On most occasions, Local Area team Team staff are saying that they are either unable to generate the required contract or contract variation, or the usual authorised signatories are not available.

The Care Quality Commission are also distracted, and there is an unknown period of delay whilst they prioritise work that really matters.

So does that mean that it is too late? Not necessarily.

Ways forward

Whilst NHS England does usually insist on generating and signing a formal variation to the contract in order to add a partner to it, that is a ‘belt and braces’ approach as a result of the standard clause 287 that says “no amendment or variation shall have effect unless it is in writing and signed by or on behalf of the Board and the Contractor”.

However, it has often been argued that the addition of a partner (transfer from sole holder to partnership) by service of a notice under clauses 292 and 293 is effective in any event as long as NHS England responds in line with clause 295 which says:

“ If the Board is satisfied as to the accuracy of the matters … that are included in the notice, the Board shall give notice in writing to the Contractor confirming that the Contract shall continue with the partnership entered into by the Contractor and its partners, from a date that the Board specifies in that notice”.

In recent weeks, whilst Local Area team Team staff have been unable to generate and sign a contract variation, they have often been able and willing to write an NHS headed letter confirming all is in order and that the notice is accepted that as meeting the criteria for a clause 295 notice.

It is true that execution of a contract variation is the ideal. However, in the absence of that, a letter from NHS England accepting the notice will no doubt be sufficient, and certainly better than doing nothing. Will NHS England renege on its clause 295 notice at a later date? That is unlikely.

Whilst usually Local Area Team staff have been keen to ensure the partnership is CQC registered, requiring sight of the ‘sales and transfer position statement’ (confirmation of readiness to register the partnership) issued by the CQC, or sometimes even an issued Notice of Decision or certificate, in recent weeks they have been more relaxed about this, failing to insist on it on every occasion. That may be because current events lend a sense of perspective, or rushing and overwork increased workloads may be causing them to make this error.

Whilst it may be possible to take advantage of such relaxed attitudes / errors, that cannot be relied upon.

Consequently, it is good to be ready with an alternative plan – in case NHS England insists on seeing CQC registration for the partnership (which cannot be obtained at the moment).

Only the person who actually carries on regulated activities must be registered with the CQC.

In these circumstances the original contractor is already registered with the CQC of course.

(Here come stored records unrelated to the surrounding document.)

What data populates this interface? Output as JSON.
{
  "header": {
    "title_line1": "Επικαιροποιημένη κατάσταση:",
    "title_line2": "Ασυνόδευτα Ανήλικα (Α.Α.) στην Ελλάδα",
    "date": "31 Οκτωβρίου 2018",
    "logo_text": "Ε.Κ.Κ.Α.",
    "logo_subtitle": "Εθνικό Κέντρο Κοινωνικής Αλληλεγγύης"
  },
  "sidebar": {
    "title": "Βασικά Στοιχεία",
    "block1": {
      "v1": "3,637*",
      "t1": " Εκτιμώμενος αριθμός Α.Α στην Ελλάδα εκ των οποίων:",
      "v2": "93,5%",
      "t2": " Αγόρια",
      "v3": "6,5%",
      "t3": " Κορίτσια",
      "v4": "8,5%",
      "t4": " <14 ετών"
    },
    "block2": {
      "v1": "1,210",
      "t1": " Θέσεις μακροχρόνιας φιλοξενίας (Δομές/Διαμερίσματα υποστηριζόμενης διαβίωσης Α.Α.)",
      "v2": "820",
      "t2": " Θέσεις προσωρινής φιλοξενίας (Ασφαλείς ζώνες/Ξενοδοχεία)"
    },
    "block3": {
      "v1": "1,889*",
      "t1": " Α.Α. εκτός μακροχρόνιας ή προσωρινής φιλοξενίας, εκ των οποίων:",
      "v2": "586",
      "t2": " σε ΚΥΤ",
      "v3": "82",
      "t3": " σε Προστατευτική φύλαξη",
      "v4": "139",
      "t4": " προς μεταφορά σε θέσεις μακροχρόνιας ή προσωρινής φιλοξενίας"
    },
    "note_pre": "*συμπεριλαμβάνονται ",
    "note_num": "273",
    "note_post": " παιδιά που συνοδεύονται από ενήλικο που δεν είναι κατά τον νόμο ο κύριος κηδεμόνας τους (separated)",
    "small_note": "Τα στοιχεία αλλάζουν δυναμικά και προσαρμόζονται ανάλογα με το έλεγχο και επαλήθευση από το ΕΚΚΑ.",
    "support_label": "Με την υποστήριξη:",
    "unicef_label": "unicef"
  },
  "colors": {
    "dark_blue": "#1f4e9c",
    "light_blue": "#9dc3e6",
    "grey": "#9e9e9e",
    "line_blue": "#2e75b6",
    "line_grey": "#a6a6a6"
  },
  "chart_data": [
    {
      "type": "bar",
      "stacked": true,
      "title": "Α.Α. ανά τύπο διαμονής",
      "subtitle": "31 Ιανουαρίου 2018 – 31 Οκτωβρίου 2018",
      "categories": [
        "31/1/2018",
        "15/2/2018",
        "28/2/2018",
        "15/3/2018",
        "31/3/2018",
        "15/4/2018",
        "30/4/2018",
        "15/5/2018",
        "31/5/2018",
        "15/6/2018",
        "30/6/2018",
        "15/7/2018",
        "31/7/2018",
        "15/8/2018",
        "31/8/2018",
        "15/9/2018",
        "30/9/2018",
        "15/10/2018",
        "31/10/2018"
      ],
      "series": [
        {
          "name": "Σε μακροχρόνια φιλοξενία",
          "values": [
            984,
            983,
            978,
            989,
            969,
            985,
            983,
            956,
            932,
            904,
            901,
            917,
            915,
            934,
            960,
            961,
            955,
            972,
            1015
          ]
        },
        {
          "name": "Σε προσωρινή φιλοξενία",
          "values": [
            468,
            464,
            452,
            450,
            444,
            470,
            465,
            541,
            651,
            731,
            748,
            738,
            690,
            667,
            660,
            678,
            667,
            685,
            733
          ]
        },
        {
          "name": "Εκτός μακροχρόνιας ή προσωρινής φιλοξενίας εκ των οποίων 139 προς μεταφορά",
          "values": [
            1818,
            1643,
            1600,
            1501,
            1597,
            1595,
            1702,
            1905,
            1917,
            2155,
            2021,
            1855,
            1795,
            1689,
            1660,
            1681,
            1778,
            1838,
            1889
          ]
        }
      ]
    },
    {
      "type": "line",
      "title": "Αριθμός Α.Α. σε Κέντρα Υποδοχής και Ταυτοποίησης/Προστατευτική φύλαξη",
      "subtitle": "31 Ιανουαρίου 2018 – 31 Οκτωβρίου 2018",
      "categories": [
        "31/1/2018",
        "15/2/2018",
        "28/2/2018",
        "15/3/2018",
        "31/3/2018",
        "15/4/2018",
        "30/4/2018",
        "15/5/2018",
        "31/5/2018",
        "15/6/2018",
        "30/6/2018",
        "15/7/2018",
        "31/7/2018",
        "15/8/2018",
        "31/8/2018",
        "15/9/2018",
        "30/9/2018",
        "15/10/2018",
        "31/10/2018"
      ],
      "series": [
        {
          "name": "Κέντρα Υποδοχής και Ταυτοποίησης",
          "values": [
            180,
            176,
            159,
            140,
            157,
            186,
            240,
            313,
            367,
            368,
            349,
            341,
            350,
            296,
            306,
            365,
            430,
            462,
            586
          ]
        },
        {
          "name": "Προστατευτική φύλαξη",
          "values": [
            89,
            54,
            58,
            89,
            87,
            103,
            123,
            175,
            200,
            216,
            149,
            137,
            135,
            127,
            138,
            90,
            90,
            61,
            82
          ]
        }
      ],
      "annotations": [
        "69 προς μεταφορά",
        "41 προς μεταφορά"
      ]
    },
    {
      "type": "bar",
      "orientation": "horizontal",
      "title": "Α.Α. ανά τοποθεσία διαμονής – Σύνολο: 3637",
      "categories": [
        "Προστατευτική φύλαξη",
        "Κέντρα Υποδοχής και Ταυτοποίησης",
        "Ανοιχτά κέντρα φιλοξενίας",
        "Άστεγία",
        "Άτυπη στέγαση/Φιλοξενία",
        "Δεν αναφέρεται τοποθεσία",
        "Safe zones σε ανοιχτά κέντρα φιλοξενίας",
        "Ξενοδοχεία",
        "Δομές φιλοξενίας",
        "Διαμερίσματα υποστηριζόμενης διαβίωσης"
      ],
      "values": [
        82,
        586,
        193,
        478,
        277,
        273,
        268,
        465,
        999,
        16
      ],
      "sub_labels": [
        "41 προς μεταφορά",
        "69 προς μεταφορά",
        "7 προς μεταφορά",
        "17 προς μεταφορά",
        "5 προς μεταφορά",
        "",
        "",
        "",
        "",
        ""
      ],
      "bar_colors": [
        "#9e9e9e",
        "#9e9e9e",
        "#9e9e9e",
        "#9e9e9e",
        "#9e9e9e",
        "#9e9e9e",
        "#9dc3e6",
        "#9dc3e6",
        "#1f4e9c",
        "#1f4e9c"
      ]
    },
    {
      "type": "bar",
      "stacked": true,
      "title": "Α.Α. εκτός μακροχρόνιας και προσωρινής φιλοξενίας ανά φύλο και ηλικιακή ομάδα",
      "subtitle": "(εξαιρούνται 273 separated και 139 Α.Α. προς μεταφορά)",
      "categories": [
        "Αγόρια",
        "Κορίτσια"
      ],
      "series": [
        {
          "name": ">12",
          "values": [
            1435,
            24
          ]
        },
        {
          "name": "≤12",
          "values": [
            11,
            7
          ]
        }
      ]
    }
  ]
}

Clauses 198-201 of the GDS contract set out the right of a contractor (the partnership) to sub-contract delivery of the GDS contract to another (the original contractor).

A formal notice must be served on NHS England under clauses 198-199. There is often the need for a formal written sub-contract.

NHS England can be convinced to accept a position where as soon as the contract is varied in to the names of the partnership, that partnership will sub-contract it to the original contractor (one of the partners), and the partnership will not itself ever deliver it, meaning it does not need CQC registration.